Gregor Mendel (1822 – 1884) est connu pour avoir posé les premières lois de la génétique. Elles sont de nature si mathématique que Godfrey Hardy, le grand mathématicien britannique du début XXe siècle, connu pour sa critique des mathématiques appliquées, les a prolongées. Imaginons qu’une fleur vienne en deux couleurs : blanche et noire, jamais grise ou autre et que ces deux variétés puissent s’hybrider, c’est-à-dire se mélanger. Imaginons que deux parents à fleurs blanches donnent toujours des enfants à fleurs blanches, alors que les parents à fleurs noires peuvent donner des blanches comme des noires.
La mathématique de l’hybridation
Gregor Mendel a étudié ces lois de l’hybridation en pollinisant artificiellement des pois, qui se présentent sous deux formes facilement discernables. Nous ne décrirons pas ses expériences en détail. Son premier résultat est d’ordre statistique. En croisant une fleur noire et une fleur blanche, à la première génération, on obtient des fleurs blanches et, à la seconde, trois quarts de fleurs blanches et un quart de fleurs noires.
Pour le mathématicien, une explication logique est de penser que le gène de la couleur des fleurs se divise en deux moitiés, ses deux allèles : blanc et noir.
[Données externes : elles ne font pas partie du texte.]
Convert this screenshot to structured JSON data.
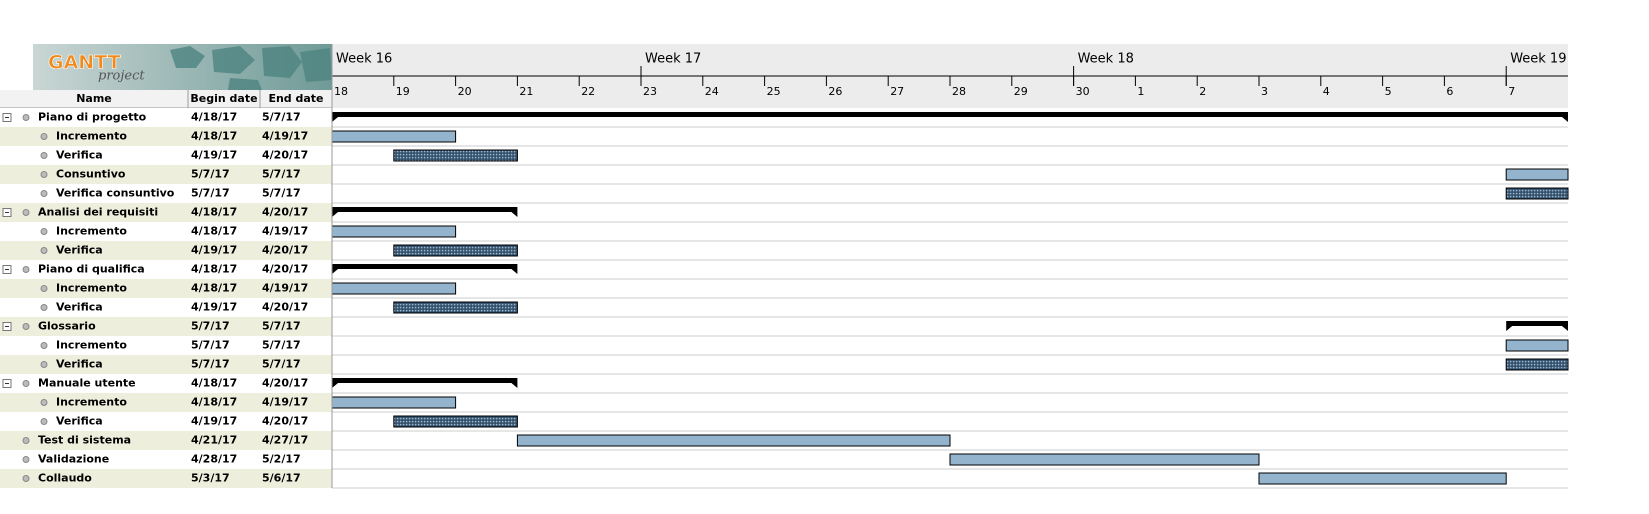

A priori, il existe donc quatre combinaisons possibles de ces deux allèles : blanc / blanc, blanc / noir, noir / blanc et noir / noir. Cette propriété est cachée car seuls les porteurs du gène blanc / blanc ont des fleurs blanches, tous les autres ont des fleurs noires. C’est pourquoi on parle de caractère dominant pour la couleur noire, et de caractère récessif pour la couleur blanche. Cette domination est cependant très relative car les combinaisons se faisant de façon équiprobable, à la seconde génération, nous trouvons une fois sur quatre la combinaison blanc / blanc, donc des fleurs blanches.
Cette théorie de Mendel ne fut pas comprise en son temps. Les biologistes pensaient que les caractères dominants devaient forcément augmenter dans la population, ce que les calculs précédents nient. Plus étrangement encore, on ne vit pas immédiatement le lien avec la théorie de l’évolution de Darwin, pourtant contemporaine de celle de Mendel.
Le principe de Hardy
Si les mathématiques appliquées ont pu un jour être vues comme « impures » par certains mathématiciens « purs », ce fut le cas de Godfrey Hardy. On s’étonnera alors de voir son nom mêlé à une question de biologie. C’est pourquoi il s’excusa presque de s’immiscer dans ce domaine. En 1908, au cours d’un dîner, on lui demanda s’il était possible de déterminer mathématiquement la proportion d’allèles dominants permettant l’évolution dans une population. Hardy étant un mathématicien pur, sa réponse réclama quelques hypothèses. Tout d’abord, la population devait être de grande taille, sans migration, estimée infinie, les individus s’y croiseraient aléatoirement mais les générations seraient séparées. Enfin, il n’y aurait ni mutation, ni sélection. Tout ceci assure la rigueur du raisonnement suivant.
Considérons un gène à deux allèles A et a possédant les fréquences p et q = 1 – p dans une certaine génération. Quelles sont les fréquences à la génération suivante ?
Pour le déterminer, comptons d’abord les fréquences des diverses combinaisons à la génération suivante : AA, Aa et aa. Il s’agit d’une question élémentaire de probabilité. Pour qu’un individu soit AA, il doit avoir reçu l’allèle A de ses deux parents, supposés aléatoires d’après l’hypothèse de Hardy. La fréquence de chacun étant égale à p, la probabilité est égale à p2. De même, celle de aa est q2. Pour Aa, deux cas sont possibles puisque cela peut provenir d’un A de la mère et d’un a du père, comme du contraire. On obtient donc 2 pq.
Si la population totale de cette nouvelle génération est égale à N, le nombre d’allèles y est égal à 2N. L’allèle A se trouve deux fois dans AA et une fois dans Aa, son nombre est donc égal à 2 p2 N + 2 pq N. Sa fréquence est ainsi égale à p2 + pq = p (p + q) = p puisque p + q = 1. Il en est de même de l’allèle a. Autrement dit, sous les hypothèses énoncées plus haut, la fréquence des allèles ne se modifie pas d’une génération à l’autre.
Ainsi, les relations de dominance entre allèles n’influent pas sur leurs fréquences. Autrement dit, l’évolution est impossible sous les hypothèses de Hardy … il faut tenir compte des mutations.